Satyavat sagte: "Wenn du nicht erfolgreich darin bist, aus jenen Räubern ehrliche Menschen zu machen und sie nicht retten kannst, ohne sie niederzumetzeln (bzw. die ehrlichen Menschen nicht retten kannst, ohne die Verbrecher zu töten), dann vernichte sie durch die Ausführung eines Opfers. [Der Prinz meint, daß die unrettbaren, tierhaften Verbrecher als Tiere betrachtet werden sollen, die durch das Opfer, von ihren Sünden gereinigt, in den Himmel gelangen. Dies schien ihm anstelle der üblichen Todesstrafe erstrebenswerter. Für das Kali-yuga sind solche Tieropfer allerdings verboten, da es keine qualifizierten brahmanas dafür gibt.] Könige vollführen schwere Entsagungen, damit ihre Untergebenen erfolgreich bei ihren Beschäftigungen sein können. Wenn sich Diebe und Räuber in ihren Königreichen vermehren, werden sie beschämt. Deswegen bürden sie sich selbst Bußen auf, um Diebstähle und Räubereien zu unterdrücken und das Leben ihrer Untergebenen glücklich zu machen. Untergebene können ehrlich gemacht werden, indem sie lediglich eingeschüchtert werden (vom König). Gute Könige töten die Sünder niemals aus Gründen der Vergeltung. (Im Gegenteil töten sie, wenn sie töten, im Opfer. Das Motiv ist dann, den Getöteten Gutes zu tun.) 

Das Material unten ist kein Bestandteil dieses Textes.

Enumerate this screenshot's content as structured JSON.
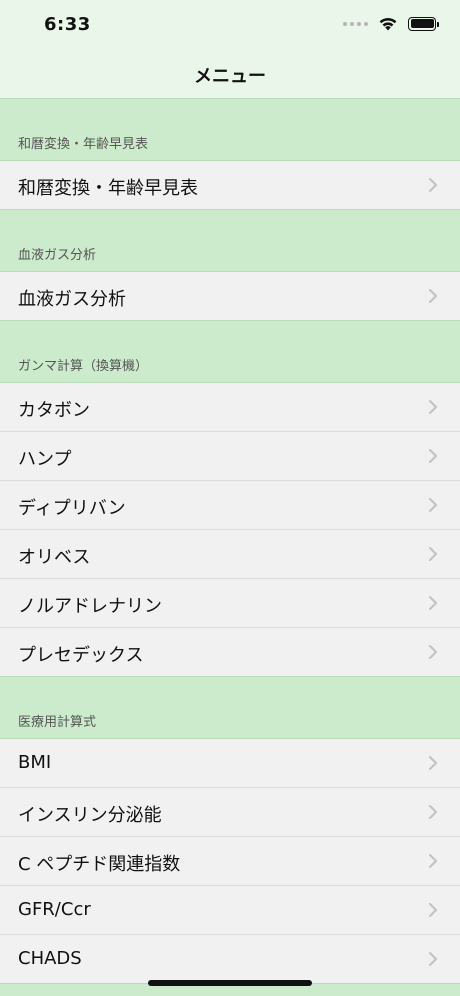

Gute Könige sind überaus erfolgreich dabei, mithilfe von gutem Verhalten (anstatt grausamer Strafen) ihre Untergebenen auf ordentliche Weise zu regieren. Wenn sich der König gut verhält, imitieren ihn die höheren Untergebenen. Die niederen Leute imitieren ihrerseits ihre unmittelbar Vorgesetzten. Die Menschen sind solcherart, daß sie jene nachahmen, die sie als ihre Vorgesetzten respektieren. Jener König, der andere zurückhalten will (von üblen Wegen), ohne sich selbst zurückzuhalten, wird von allen Menschen verlacht, weil er sich als ein Sklave seiner Sinne mit allen weltlichen Freuden beschäftigt. Jener Mensch, der sich aufgrund von Arroganz oder falscher Beurteilung gegen den König vergeht, soll mit allen Mitteln davon abgehalten werden. Auf diese Weise wird verhindert, daß er neuerlich Übeltaten begeht. Der König soll sich zuerst selbst zurückhalten, wenn er jene, die Übeltaten begehen, zurückhalten will. Er soll sogar Freunde und nahe Verwandte hart bestrafen (wenn nötig). In jenem Königreich, wo ein schäbiger Übeltäter nicht auf große Erschwernisse trifft, nehmen zweifellos Übeltaten zu und Rechtschaffenheit ab. Ein milder und gelehrter brahmana hat mir das früher beigebracht. Wahrlich, o Vater, auf diese Weise wurde ich früher auch von unserem Großvater belehrt, der solche Zusicherungen in Sachen Harmlosigkeit den Leuten gab, von Mitleid bewegt. 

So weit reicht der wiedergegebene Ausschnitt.